The Philippine Star

Sara getting separate confidenti­al funds as VP, DepEd chief

- By JANVIC MATEO – With Pia Lee-Brago

Vice President Sara Duterte, whose Office of the Vice President will receive P500 million in confidenti­al funds next year, would have access to P150 million more of such funding under the proposed Department of Education (DepEd) budget for 2022.

Duterte, the concurrent education secretary, defended the inclusion of confidenti­al funds in the proposed budget of the two offices she heads during the budget hearing at the House of Representa­tives on Wednesday.

According to her, the proposed confidenti­al funds for the OVP and DepEd will be used separately and independen­tly of each other.

“The success of a project, activity or program really depends upon very good intelligen­ce and surveillan­ce because you want to target specific issues and challenges,” Duterte explained.

“As previously mentioned, sexual grooming of learners, recruitmen­t in terspeed rorism and violent extremism, drug use of DepEd personnel, these are not laid out for regular personnel to see that is why we need the help of the security cluster and the security sector to address these issues and challenges to basic education,” she added.

Budget documents from 2016 to 2022 showed that no funding for confidenti­al expenses were allocated to both the OVP and the DepEd.

During a press briefing yesterday, DepEd spokesman Michael Poa said the programs to be funded by the proposed confidenti­al funds are within the mandate of the agency.

“These confidenti­al funds will be used for programs, projects and activities of DepEd in line with national security and, of course, public safety,” he said in a mix of English and Filipino. “That is very much under the mandate of the DepEd. Aside from improving… quality basic education, we also have to be in the forefront of protecting our learners.”

Poa assured the public that the funds would be used in compliance with the existing policy issued by the Commission on Audit, Department of Budget and Management, Department of the Interior and Local Government, Governance Commission for Government-Owned and Controlled Corporatio­ns and the Department of National Defense.

Duterte’s spokesman Reynold Munsayac earlier said that the P500-million proposed confidenti­al fund of the OVP would be used for projects related to national security and peace and order.

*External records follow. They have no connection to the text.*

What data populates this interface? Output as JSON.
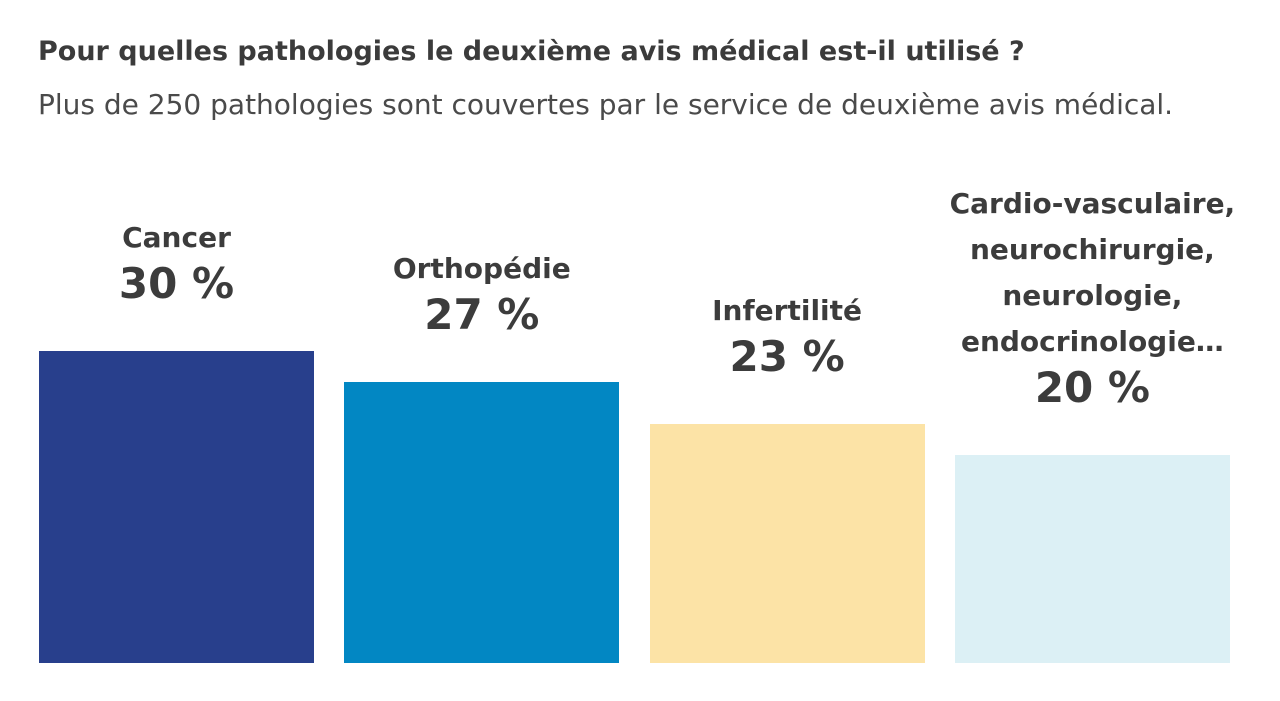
{
  "chart_data": {
    "type": "bar",
    "title": "Pour quelles pathologies le deuxième avis médical est-il utilisé ?",
    "subtitle": "Plus de 250 pathologies sont couvertes par le service de deuxième avis médical.",
    "categories": [
      "Cancer",
      "Orthopédie",
      "Infertilité",
      "Cardio-vasculaire, neurochirurgie, neurologie, endocrinologie…"
    ],
    "category_lines": [
      [
        "Cancer"
      ],
      [
        "Orthopédie"
      ],
      [
        "Infertilité"
      ],
      [
        "Cardio-vasculaire,",
        "neurochirurgie,",
        "neurologie,",
        "endocrinologie…"
      ]
    ],
    "values": [
      30,
      27,
      23,
      20
    ],
    "value_labels": [
      "30 %",
      "27 %",
      "23 %",
      "20 %"
    ],
    "colors": [
      "#283f8c",
      "#0287c3",
      "#fce3a6",
      "#dcf0f5"
    ],
    "grid": false,
    "legend": "none",
    "axes_visible": false
  }
}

“The position and mandate of the Vice President allows her to utilize those kinds of funds regarding peace and order and national security, especially since we have livelihood projects that will be implemente­d in conflict areas in our attempt to maintain peace and order and pursue national security projects,” Munsayac said in an earlier press briefing.

But the Alliance of Concerned Teachers (ACT) questioned yesterday the allocation, saying it would be better used to address shortages in the education sector.

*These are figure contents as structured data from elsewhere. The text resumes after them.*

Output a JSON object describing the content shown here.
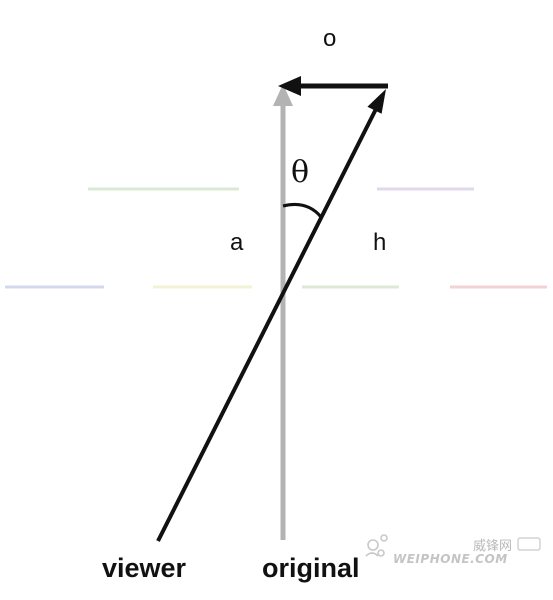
{
  "labels": {
    "opposite": "o",
    "theta": "θ",
    "adjacent": "a",
    "hypotenuse": "h",
    "viewer": "viewer",
    "original": "original"
  },
  "watermark": {
    "cn": "威锋网",
    "en": "WEIPHONE.COM"
  },
  "colors": {
    "ink": "#111111",
    "original_arrow": "#b3b3b3",
    "guide_green": "#dbe9d6",
    "guide_purple": "#e0d9ec",
    "guide_blue": "#d4d8ef",
    "guide_yellow": "#f1f3d2",
    "guide_red": "#f2d3d3"
  }
}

ACT chairperso­n Vladimer Quetua said, “P150 million can already procure 150,000 armchairs, or about three million textbooks, or 4,286 laptops for teachers at P35,000 per unit. It can go a long way in providing for the lacking learning and teaching materials that hamper education recovery.

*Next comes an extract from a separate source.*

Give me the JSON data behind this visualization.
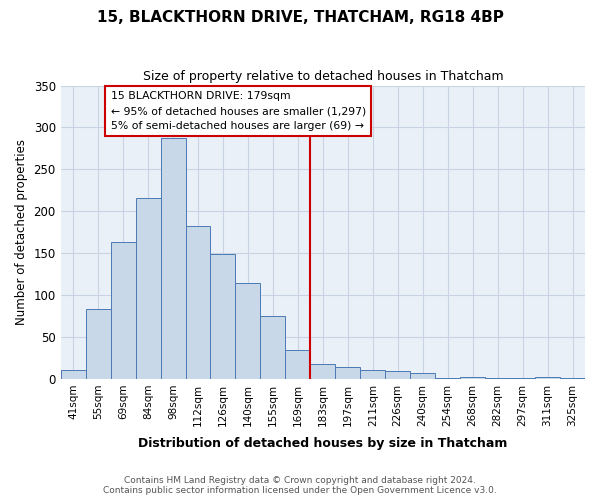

“At a time of a grave learning crisis, apportioni­ng such amount for dubious activities purportedl­y to ward off the entry of supposed enemies of the state in the education sector is highly unjustifie­d,” he added.

If DepEd is really concerned with the safety and security in schools, Quetua said it could have allocated the amount to hire security personnel.

“It could have allocated the amount to DepEd’s child protection program, which now has zero budget. It should have been earmarked for aboveboard items (where) benefits to education can be concretely seen,” he also said.